Using his superior hand and foot speed and working behind an active jab, Malignaggi (24-3) kept the fight in the center of the ring and never let Diaz (35-3) -- normally a high-volume, all-action inside puncher -- get his game going. The only time Diaz seemed to get into the fight was when Malignaggi elected to stand flat-footed and exchange blows, which he said afterwards he did for the judges. “Juan was not doing anything in the early rounds so I didn’t give ground because the judges don’t like boxers who give ground,” said Malignaggi, who won a unanimous decision, 116-111 on all three cards.

Diaz, who has been a pressure fighter throughout most of his career, never got inside, landing just 35 body blows over 12 rounds. Partly that was the result of Malignaggi out-jabbing Diaz 480-308, but a lot of the blame seemed to lie on a lack of aggression and activity on the Houston’s fighter’s part. From the opening round to the closing one, Diaz just seemed befuddled by Malignaggi’s slippery movement in the ring and his speedy hands, and never got into any kind of rhythm.

The fight was a vindication for Malignaggi of his August fight with Diaz in the Texan’s hometown of Houston in which he lost a controversial unanimous decision which many felt could have gone the other way. “I gotta say I told you so,” said the hyperkinetic Malignaggi to HBO’s Max Kellerman after his victory. “To my critics who said I was done, I’m back!”
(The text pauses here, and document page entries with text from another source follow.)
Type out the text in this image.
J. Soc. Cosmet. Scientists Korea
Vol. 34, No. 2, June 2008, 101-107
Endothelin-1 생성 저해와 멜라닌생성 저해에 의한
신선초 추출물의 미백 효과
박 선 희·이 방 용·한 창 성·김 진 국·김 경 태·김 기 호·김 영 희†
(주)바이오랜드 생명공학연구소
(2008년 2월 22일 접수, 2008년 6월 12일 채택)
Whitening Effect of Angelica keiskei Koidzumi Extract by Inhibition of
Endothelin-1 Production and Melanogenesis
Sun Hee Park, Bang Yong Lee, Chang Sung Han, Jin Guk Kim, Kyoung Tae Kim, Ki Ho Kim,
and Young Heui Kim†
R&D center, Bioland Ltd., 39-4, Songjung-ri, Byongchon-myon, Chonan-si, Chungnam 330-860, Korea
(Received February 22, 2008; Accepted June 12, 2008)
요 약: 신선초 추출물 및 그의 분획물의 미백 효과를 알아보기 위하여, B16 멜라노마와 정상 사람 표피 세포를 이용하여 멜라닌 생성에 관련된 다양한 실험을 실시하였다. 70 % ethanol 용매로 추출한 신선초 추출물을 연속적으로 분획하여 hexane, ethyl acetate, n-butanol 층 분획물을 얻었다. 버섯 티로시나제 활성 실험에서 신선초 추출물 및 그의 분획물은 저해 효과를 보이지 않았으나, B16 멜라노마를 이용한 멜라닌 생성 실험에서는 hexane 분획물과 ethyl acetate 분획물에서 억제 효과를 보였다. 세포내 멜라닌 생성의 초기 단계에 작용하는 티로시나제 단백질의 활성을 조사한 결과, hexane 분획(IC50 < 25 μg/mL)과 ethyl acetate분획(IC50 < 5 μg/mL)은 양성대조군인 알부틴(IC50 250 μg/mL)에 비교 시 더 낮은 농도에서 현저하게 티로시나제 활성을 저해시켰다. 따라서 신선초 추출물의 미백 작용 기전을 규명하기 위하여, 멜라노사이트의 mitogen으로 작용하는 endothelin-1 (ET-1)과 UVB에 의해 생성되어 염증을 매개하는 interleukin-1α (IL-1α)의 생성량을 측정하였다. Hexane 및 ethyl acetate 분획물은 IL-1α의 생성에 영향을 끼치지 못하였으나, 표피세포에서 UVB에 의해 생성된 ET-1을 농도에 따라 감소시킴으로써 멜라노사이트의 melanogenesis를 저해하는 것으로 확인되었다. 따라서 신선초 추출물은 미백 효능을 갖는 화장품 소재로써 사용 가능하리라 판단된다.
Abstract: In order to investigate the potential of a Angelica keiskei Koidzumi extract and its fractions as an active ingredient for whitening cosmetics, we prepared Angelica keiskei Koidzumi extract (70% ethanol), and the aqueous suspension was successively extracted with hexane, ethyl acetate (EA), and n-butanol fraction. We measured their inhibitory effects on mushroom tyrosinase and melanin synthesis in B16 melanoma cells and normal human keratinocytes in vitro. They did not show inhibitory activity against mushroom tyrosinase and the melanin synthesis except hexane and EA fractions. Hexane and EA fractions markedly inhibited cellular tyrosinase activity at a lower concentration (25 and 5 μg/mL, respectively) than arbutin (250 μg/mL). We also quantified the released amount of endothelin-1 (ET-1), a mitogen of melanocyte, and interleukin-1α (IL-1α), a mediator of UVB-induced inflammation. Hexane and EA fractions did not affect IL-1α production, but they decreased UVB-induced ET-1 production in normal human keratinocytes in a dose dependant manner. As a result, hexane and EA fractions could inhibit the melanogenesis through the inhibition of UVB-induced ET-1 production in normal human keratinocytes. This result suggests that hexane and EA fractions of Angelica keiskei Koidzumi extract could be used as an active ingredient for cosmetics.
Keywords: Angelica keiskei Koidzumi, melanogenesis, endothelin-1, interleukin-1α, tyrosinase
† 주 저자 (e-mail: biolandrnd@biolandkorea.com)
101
Malignaggi was credited with a highly-questionable knockdown in the 10th round, when replays showed he landed an illegal punch to the back of the head which pushed Diaz off balance and caused his glove to touch the ground. But the 10-8 round didn’t matter because Malignaggi would have won anyway. The victory thrust the 29-year-old Malignaggi back into the top rung of the loaded junior welterweight division. His star had fallen last year when he suffered a dominating 11th round TKO loss to Ricky Hatton. In the aftermath Malignaggi blamed the defeat on the coaching of his trainer Buddy McGirt, who prefers his boxers to stand in the pocket. Malignaggi said that took away his best asset, his speed, and with a new trainer who emphasizes speed in Sherif Younan, the “Magic Man” seems to have gotten back his mojo. In the flush of victory, Malignaggi called out Juan Manuel Marquez and indicated he would love to have a rematch with Hatton. Diaz has now lost 3 of his last 5 fights and the college graduate may soon decide to follow his plans to go to law school.

In the co-feature, Victor Ortiz (25-3-1), who was heavily criticized in his last fight for seemingly quitting in his 6th round TKO loss to Marcos Rene Maidana, got back on the winning track with a TKO of 33-year-old Antonio Diaz (45-6-1). Diaz, who was never in the fight, suffered a very bad cut over his left eye in the sixth round and his corner threw in the towel after the round. It was a fight in which the 22-year-old Ortiz was never tested, so while victorious, he did nothing to erase the label that he is a quitter. That is something Ortiz will have to accomplish down the road when he faces adversity again as he did against Maidana, when he was knocked down twice.

Earlier in the day in Switzerland, heavyweight champion Vitali Klitschko (39-2) had an easy time winning a unanimous decision over Kevin Johnson (22-1-1), who seemed more interested in taunting and slipping punches than throwing any. It was another pitiful performance by an American contender.